Wednesday, August 3, 2016

Mothers Day at Eagle River

Sometimes it's hard for me to even put down in words what motherhood means to me.  Sometimes, I let those ugly negative thoughts enter my brain.  Thoughts of inadequacy.  Sometimes, I am so exhausted at the end of the day that I don't know how I'm gonna wake up + do it all over again.  Sometimes, I want time to myself + then the minute I get it, my thoughts are consumed with my girls.  Motherhood is a sacred, tricky, confusing, overwhelming, + more love than I know what to do with type of thing.  I am humbled every single day at some point of how lucky I am to have the influence of my girls in my life.  Being a mother makes me love + respect my own mother on a deeper level.  Motherhood is lots of laughs, lots of snuggles, lots of kisses, lots of story times, + lots + lots + lots + lots of love.  It's the BEST thing I've ever done.  It's also the hardest thing I have ever done.  It's my most sacred calling.  I have never experienced joy like this before.  I have never loved on this level before.  I have never been more exhausted in my life.  I have so much to give my girls + they are giving me so much more in return.  I don't know how Heavenly Father entrusted me with these two sweet spirits, but, I am so GLAD he did. 

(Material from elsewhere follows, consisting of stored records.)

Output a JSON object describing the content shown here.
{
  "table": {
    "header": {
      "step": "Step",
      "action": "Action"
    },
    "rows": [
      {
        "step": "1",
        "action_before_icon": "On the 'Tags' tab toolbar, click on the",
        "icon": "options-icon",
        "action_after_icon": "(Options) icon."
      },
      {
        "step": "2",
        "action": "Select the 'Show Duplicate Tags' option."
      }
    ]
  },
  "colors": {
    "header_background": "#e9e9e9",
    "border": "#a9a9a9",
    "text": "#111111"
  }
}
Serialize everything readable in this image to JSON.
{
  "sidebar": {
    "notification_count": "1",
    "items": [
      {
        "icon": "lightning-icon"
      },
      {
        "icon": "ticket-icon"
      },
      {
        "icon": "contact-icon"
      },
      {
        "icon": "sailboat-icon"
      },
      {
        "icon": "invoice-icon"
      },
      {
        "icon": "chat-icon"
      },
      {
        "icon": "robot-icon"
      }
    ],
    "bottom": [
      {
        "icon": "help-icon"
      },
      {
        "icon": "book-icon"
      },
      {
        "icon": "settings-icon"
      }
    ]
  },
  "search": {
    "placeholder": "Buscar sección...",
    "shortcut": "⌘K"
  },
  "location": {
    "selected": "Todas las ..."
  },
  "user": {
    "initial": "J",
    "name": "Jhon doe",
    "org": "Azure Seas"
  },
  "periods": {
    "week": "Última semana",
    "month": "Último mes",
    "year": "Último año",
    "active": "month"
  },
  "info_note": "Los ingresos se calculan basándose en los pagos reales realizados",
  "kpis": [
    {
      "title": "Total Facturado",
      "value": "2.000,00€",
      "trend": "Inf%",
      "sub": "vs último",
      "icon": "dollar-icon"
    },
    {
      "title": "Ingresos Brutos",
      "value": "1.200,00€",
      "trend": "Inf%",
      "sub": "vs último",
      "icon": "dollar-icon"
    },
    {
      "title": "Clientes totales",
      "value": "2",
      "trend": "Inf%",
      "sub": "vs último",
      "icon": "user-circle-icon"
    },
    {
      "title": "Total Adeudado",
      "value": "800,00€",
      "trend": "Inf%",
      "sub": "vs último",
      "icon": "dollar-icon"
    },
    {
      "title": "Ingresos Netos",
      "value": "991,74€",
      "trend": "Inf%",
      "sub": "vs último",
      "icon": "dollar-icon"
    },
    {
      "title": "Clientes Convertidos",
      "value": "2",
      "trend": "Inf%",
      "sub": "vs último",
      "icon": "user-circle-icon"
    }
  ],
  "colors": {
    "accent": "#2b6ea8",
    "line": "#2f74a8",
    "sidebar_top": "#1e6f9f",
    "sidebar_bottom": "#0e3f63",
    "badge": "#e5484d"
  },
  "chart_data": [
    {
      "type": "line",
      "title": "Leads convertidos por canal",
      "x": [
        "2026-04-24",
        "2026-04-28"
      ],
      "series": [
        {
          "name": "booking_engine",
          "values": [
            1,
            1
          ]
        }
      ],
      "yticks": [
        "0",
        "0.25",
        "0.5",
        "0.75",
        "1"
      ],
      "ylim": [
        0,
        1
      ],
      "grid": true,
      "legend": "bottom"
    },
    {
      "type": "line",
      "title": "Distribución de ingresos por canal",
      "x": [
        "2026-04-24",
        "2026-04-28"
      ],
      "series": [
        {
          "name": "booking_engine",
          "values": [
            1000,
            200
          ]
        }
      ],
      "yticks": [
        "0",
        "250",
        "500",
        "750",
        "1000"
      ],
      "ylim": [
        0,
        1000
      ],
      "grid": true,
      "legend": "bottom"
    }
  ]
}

After church on mothers day, Blake took us up Eagle River & we went on a hike.  Our very first hike in Alaska!  We were so jumpy + scared of bears coming out of the wood works to eat us, that we spent the first half of the hike looking up + reading all the different things to do in a bear encounter haha.  Eagle River is absolutely stunning.  The river has a sandy sand bar out on it & the girls absolutely loved digging + playing.  I thoroughly enjoyed my mothers day hanging out with the 3 people I love the very most + doing something I love doing.  Plus, my little London takes after me.  She lights right up & her mouth is going one hundred miles a minute when we get her out in nature.  Makes my mama heart so happy.